Elton John mantém uma lista mental dos discos mais importantes da história da música — e, no topo, está um álbum que ele jamais deixa para trás. Em entrevista à Rolling Stone, resgatada pela Far Out Magazine, o pianista britânico afirmou ter encontrado aquilo que chama, simplesmente, de o melhor álbum já feito: uma obra que leva consigo em todas as viagens, não importa o destino. “Sempre fico em êxtase quando o ouço. Ele é tão multitalentoso que é difícil apontar o que o torna o maior de todos”, disse, sem esconder a reverência.
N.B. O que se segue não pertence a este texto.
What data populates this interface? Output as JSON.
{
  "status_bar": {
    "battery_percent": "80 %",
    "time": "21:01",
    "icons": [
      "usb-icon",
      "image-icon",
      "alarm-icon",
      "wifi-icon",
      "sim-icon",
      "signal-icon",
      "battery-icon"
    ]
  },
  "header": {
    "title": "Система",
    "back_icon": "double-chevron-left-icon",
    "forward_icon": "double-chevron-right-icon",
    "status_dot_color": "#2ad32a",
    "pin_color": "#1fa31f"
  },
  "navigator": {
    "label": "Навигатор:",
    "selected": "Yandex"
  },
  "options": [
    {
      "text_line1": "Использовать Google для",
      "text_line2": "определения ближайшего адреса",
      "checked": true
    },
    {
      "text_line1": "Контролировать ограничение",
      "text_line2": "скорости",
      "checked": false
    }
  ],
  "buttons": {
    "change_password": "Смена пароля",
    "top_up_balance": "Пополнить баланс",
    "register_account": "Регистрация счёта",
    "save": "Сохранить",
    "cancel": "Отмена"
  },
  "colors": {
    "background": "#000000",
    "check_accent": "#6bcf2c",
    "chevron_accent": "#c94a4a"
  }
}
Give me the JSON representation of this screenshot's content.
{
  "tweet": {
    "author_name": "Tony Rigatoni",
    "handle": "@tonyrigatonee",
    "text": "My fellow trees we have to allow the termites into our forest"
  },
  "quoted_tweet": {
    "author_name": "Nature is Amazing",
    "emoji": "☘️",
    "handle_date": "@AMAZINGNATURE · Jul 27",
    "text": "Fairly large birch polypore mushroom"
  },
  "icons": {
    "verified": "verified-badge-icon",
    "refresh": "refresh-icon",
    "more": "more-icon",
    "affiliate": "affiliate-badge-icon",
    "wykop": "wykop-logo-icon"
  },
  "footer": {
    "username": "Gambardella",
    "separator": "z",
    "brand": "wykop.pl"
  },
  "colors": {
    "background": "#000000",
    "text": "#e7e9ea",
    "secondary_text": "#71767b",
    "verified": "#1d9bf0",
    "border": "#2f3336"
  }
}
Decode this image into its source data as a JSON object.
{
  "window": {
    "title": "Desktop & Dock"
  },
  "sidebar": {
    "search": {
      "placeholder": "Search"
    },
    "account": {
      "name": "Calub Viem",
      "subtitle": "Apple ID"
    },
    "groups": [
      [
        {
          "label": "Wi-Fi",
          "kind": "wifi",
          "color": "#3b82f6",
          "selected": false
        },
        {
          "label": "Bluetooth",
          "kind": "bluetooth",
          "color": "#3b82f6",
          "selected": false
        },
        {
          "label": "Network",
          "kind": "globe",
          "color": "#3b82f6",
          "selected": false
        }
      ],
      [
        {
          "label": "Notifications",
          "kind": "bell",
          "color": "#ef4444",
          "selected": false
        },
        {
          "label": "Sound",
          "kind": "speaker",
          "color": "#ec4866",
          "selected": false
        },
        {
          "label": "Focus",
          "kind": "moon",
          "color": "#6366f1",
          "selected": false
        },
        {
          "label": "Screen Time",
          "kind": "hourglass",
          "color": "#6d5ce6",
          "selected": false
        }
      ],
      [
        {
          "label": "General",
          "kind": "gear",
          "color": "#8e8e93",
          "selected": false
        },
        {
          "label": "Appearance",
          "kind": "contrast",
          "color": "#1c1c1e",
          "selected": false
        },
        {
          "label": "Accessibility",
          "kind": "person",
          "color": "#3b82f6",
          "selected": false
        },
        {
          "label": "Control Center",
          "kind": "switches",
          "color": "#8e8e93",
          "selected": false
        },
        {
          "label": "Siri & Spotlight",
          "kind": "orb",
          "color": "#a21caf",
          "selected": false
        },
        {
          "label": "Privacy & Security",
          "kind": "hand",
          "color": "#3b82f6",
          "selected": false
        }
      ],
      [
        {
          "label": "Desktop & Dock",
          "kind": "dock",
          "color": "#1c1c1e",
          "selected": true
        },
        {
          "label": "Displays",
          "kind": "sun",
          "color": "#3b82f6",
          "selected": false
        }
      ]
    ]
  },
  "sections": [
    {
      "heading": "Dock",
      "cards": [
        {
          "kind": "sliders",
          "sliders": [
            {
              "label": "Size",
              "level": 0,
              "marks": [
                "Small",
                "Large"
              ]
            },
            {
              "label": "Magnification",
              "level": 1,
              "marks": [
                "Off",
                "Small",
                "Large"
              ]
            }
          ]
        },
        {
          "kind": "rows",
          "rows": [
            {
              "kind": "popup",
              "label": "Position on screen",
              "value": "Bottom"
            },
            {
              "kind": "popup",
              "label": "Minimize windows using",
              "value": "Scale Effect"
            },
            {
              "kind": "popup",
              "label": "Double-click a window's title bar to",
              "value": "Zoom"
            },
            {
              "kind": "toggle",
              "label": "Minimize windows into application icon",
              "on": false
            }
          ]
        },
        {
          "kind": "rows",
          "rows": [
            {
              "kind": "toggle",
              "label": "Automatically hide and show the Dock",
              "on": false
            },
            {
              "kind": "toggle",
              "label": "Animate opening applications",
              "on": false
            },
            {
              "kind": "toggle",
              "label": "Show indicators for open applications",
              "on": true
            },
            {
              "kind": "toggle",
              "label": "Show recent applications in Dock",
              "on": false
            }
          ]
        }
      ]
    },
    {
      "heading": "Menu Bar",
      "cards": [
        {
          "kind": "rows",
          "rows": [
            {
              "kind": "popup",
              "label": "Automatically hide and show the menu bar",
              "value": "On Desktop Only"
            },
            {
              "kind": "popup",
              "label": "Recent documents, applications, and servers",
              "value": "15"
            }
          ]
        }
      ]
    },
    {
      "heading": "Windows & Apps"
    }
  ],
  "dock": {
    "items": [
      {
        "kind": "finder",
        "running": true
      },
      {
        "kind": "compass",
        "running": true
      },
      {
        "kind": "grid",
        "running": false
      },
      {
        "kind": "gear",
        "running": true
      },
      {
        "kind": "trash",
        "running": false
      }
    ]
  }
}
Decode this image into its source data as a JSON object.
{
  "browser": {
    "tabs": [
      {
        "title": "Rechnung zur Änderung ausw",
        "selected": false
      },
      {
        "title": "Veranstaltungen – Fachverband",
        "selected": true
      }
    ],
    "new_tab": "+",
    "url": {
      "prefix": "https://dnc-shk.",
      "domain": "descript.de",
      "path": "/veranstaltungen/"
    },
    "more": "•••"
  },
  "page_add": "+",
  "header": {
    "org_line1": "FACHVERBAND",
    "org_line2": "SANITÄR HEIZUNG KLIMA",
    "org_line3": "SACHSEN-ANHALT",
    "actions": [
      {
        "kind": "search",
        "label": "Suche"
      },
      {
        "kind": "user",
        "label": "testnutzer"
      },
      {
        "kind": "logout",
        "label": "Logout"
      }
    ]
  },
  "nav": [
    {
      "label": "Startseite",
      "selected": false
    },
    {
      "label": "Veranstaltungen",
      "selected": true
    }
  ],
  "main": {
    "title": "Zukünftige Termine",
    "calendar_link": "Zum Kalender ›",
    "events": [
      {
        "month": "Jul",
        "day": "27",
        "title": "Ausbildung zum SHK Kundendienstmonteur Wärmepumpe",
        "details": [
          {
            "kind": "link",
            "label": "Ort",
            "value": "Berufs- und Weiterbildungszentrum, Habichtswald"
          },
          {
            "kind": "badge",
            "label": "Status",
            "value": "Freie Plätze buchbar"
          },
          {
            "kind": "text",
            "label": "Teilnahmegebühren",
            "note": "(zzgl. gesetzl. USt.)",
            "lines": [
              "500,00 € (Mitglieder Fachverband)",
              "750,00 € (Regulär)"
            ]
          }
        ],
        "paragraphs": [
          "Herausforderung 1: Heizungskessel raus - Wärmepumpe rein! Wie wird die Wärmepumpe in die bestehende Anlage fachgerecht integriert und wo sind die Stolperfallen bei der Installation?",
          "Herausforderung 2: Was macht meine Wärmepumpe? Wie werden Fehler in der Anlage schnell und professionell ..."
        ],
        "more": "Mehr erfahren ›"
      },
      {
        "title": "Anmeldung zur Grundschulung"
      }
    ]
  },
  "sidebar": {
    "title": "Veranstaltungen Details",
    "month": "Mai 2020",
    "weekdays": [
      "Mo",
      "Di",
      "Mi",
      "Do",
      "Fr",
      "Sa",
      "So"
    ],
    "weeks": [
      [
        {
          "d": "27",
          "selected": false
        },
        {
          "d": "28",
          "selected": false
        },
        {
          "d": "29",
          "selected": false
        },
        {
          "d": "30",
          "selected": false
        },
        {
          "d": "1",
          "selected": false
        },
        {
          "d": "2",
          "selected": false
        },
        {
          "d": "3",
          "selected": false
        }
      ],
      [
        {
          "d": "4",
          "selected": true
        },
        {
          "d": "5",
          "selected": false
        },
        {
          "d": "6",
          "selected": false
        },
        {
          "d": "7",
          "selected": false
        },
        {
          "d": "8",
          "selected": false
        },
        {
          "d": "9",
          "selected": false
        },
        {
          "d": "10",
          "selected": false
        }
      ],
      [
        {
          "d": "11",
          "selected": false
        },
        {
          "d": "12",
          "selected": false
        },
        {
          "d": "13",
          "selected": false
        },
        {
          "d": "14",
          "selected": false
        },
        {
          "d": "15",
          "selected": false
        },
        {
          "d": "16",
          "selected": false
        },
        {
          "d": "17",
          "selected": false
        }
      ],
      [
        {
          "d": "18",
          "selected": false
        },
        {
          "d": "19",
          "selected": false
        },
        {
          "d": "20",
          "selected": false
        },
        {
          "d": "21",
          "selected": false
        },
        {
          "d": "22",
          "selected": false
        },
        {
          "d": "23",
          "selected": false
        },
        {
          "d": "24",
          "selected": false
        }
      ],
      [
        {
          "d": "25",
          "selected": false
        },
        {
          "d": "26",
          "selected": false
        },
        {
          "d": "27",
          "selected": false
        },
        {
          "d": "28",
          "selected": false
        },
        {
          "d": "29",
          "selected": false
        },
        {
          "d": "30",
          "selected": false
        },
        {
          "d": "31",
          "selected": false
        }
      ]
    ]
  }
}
A admiração de Elton John pelo artista em questão vem de longa data. O pianista britânico acompanhou sua trajetória desde os anos 1960, quando, ainda adolescente, o músico já emplacava hits na Motown e impressionava pela habilidade como multi-instrumentista — talento que desenvolveu desde os oito anos de idade, mesmo sem enxergar. Descoberto por Ronnie White, do The Miracles, foi apresentado ao presidente da Motown, Berry Gordy Jr., que o renomeou e o contratou pela gravadora. Mas foi na década seguinte, já livre de obrigações contratuais, que alcançou um nível criativo que poucos músicos, de qualquer geração, conseguiram igualar.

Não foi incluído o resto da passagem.